Courtesy of Hargrett Library, Keith Read Collection.
-
Macon Georgia Telegraph endorsement of Democratic Party presidential candidate, Martin Van Buren. The Telegraph's rival the Georgia Messenger endorsed the Whig candidate, William Henry Harrison. The two papers competed politically and financially in the decades prior to the Civil War, before eventually merging in 1869.
Courtesy of Georgia Newspaper Project, Georgia Historic Newspapers.
-
Georgia Messenger endorsement of Whig Party presidential candidate, William Henry Harrison. The Messenger's rival the Macon Telegraph endorsed the Democratic candidate, Martin Van Buren. The two papers competed politically and financially in the decades prior to the Civil War, before eventually merging in 1869.
Courtesy of Georgia Newspaper Project, Georgia Historic Newspapers.
-
Political advertisements were common in Georgia's antebellum newspapers. This notice promoting a barbecue held by the Clarke County Democratic Party was published in the October 3, 1844, issue of the Southern Banner, a Democratic-leaning newspaper in Athens, Georgia.
Courtesy of Georgia Newspaper Project, Georgia Historic Newspapers.
-
An editorial from the January 22, 1861, issue of the Southern Recorder in Milledgeville. The paper supported remaining in the Union, but when Georgia voted to secede, the editor called for unity among Georgians.
Courtesy of Georgia Newspaper Project, Georgia Historic Newspapers.

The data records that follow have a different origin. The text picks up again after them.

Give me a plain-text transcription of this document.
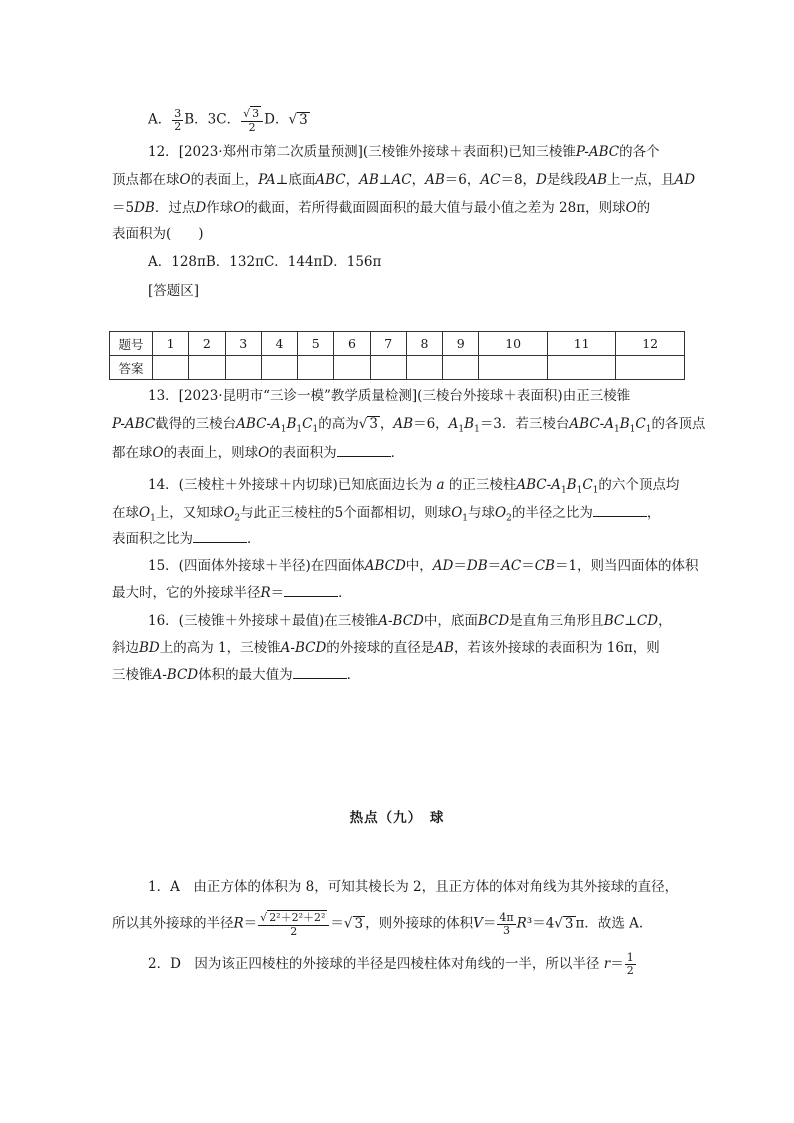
A． $\frac{3}{2}$ B．3C． $\frac{√ 3}{2}$ D．√ 3
12．[2023·郑州市第二次质量预测](三棱锥外接球＋表面积)已知三棱锥P-ABC的各个
顶点都在球O的表面上，PA⊥底面ABC，AB⊥AC，AB＝6，AC＝8，D是线段AB上一点，且AD
＝5DB．过点D作球O的截面，若所得截面圆面积的最大值与最小值之差为 28π，则球O的
表面积为(　　)
A．128πB．132πC．144πD．156π
[答题区]
题号	1	2	3	4	5	6	7	8	9	10	11	12
答案												
13．[2023·昆明市“三诊一模”教学质量检测](三棱台外接球＋表面积)由正三棱锥
P-ABC截得的三棱台ABC-$A_1B_1C_1$的高为√ 3 ，AB＝6，$A_1B_1=3$．若三棱台ABC-$A_1B_1C_1$的各顶点
都在球O的表面上，则球O的表面积为	．
14．(三棱柱＋外接球＋内切球)已知底面边长为 a 的正三棱柱ABC-$A_1B_1C_1$的六个顶点均
在球$O_1$上，又知球$O_2$与此正三棱柱的5个面都相切，则球$O_1$与球$O_2$的半径之比为	，
表面积之比为	．
15．(四面体外接球＋半径)在四面体ABCD中，AD＝DB＝AC＝CB＝1，则当四面体的体积
最大时，它的外接球半径R＝	．
16．(三棱锥＋外接球＋最值)在三棱锥A-BCD中，底面BCD是直角三角形且BC⊥CD，
斜边BD上的高为 1，三棱锥A-BCD的外接球的直径是AB，若该外接球的表面积为 16π，则
三棱锥A-BCD体积的最大值为	．
热点（九）　球
1．A　由正方体的体积为 8，可知其棱长为 2，且正方体的体对角线为其外接球的直径，
所以其外接球的半径$R= \frac{\text{√ 2²＋2²＋2²}}{2}$ ＝√ 3 ，则外接球的体积$V= \frac{4\pi}{3} R^3=4√$ 3 π．故选 A.
2．D　因为该正四棱柱的外接球的半径是四棱柱体对角线的一半，所以半径 $r= \frac{1}{2}$
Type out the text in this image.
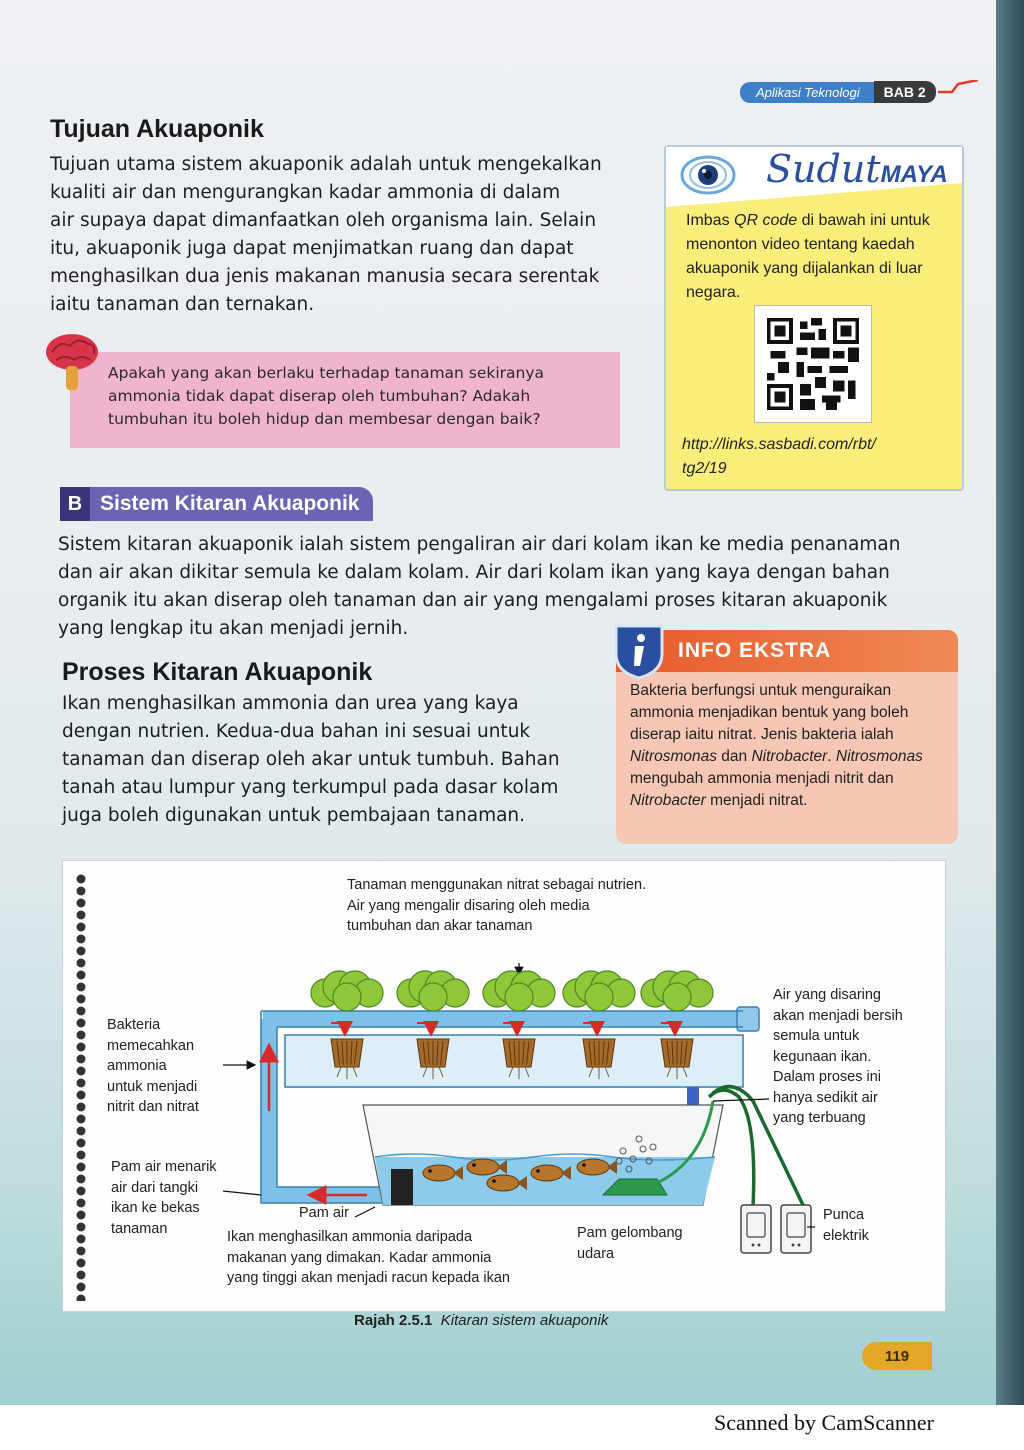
Aplikasi Teknologi	BAB 2
Tujuan Akuaponik
Tujuan utama sistem akuaponik adalah untuk mengekalkan
kualiti air dan mengurangkan kadar ammonia di dalam
air supaya dapat dimanfaatkan oleh organisma lain. Selain
itu, akuaponik juga dapat menjimatkan ruang dan dapat
menghasilkan dua jenis makanan manusia secara serentak
iaitu tanaman dan ternakan.
Apakah yang akan berlaku terhadap tanaman sekiranya
ammonia tidak dapat diserap oleh tumbuhan? Adakah
tumbuhan itu boleh hidup dan membesar dengan baik?
SudutMAYA
Imbas QR code di bawah ini untuk menonton video tentang kaedah akuaponik yang dijalankan di luar negara.
http://links.sasbadi.com/rbt/
tg2/19
B Sistem Kitaran Akuaponik
Sistem kitaran akuaponik ialah sistem pengaliran air dari kolam ikan ke media penanaman
dan air akan dikitar semula ke dalam kolam. Air dari kolam ikan yang kaya dengan bahan
organik itu akan diserap oleh tanaman dan air yang mengalami proses kitaran akuaponik
yang lengkap itu akan menjadi jernih.
Proses Kitaran Akuaponik
Ikan menghasilkan ammonia dan urea yang kaya
dengan nutrien. Kedua-dua bahan ini sesuai untuk
tanaman dan diserap oleh akar untuk tumbuh. Bahan
tanah atau lumpur yang terkumpul pada dasar kolam
juga boleh digunakan untuk pembajaan tanaman.
INFO EKSTRA
Bakteria berfungsi untuk menguraikan ammonia menjadikan bentuk yang boleh diserap iaitu nitrat. Jenis bakteria ialah Nitrosmonas dan Nitrobacter. Nitrosmonas mengubah ammonia menjadi nitrit dan Nitrobacter menjadi nitrat.
Tanaman menggunakan nitrat sebagai nutrien.
Air yang mengalir disaring oleh media
tumbuhan dan akar tanaman
Bakteria
memecahkan
ammonia
untuk menjadi
nitrit dan nitrat
Pam air menarik
air dari tangki
ikan ke bekas
tanaman
Pam air
Ikan menghasilkan ammonia daripada
makanan yang dimakan. Kadar ammonia
yang tinggi akan menjadi racun kepada ikan
Pam gelombang
udara
Punca
elektrik
Air yang disaring
akan menjadi bersih
semula untuk
kegunaan ikan.
Dalam proses ini
hanya sedikit air
yang terbuang
Rajah 2.5.1 Kitaran sistem akuaponik
119
Scanned by CamScanner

In early nineteenth-century Georgia, political factions were split behind two feuding politicians, George Troup and John Clark. The Troupite faction consisted largely of planters and aristocrats, while the Clarkite faction had support from small farmers and frontier settlers. Along this divide, rival newspapers formed in Georgia's larger cities, reflecting the state’s bitter political environment. At the state capital in Milledgeville, the Troup-affiliated Southern Recorder opposed the Clark leanings of the Federal Union. In Macon, the Georgia Messenger was the Troupite paper and the Macon Telegraph aligned with the Clarkites; similar journalistic divisions existed in Columbus, Savannah, and Augusta. These politically aligned papers publicized the bitter and sometimes violent confrontations between the factions, which, by the 1840s, had aligned with national parties: the Clark faction aligning with the Democratic Party and the Troup faction aligning with the Whig Party. The divisions between papers and parties were often blurred in Georgia, but by 1861, the press had abandoned much of their political animosities and supported Georgia’s secession from the Union to protect the institution of slavery.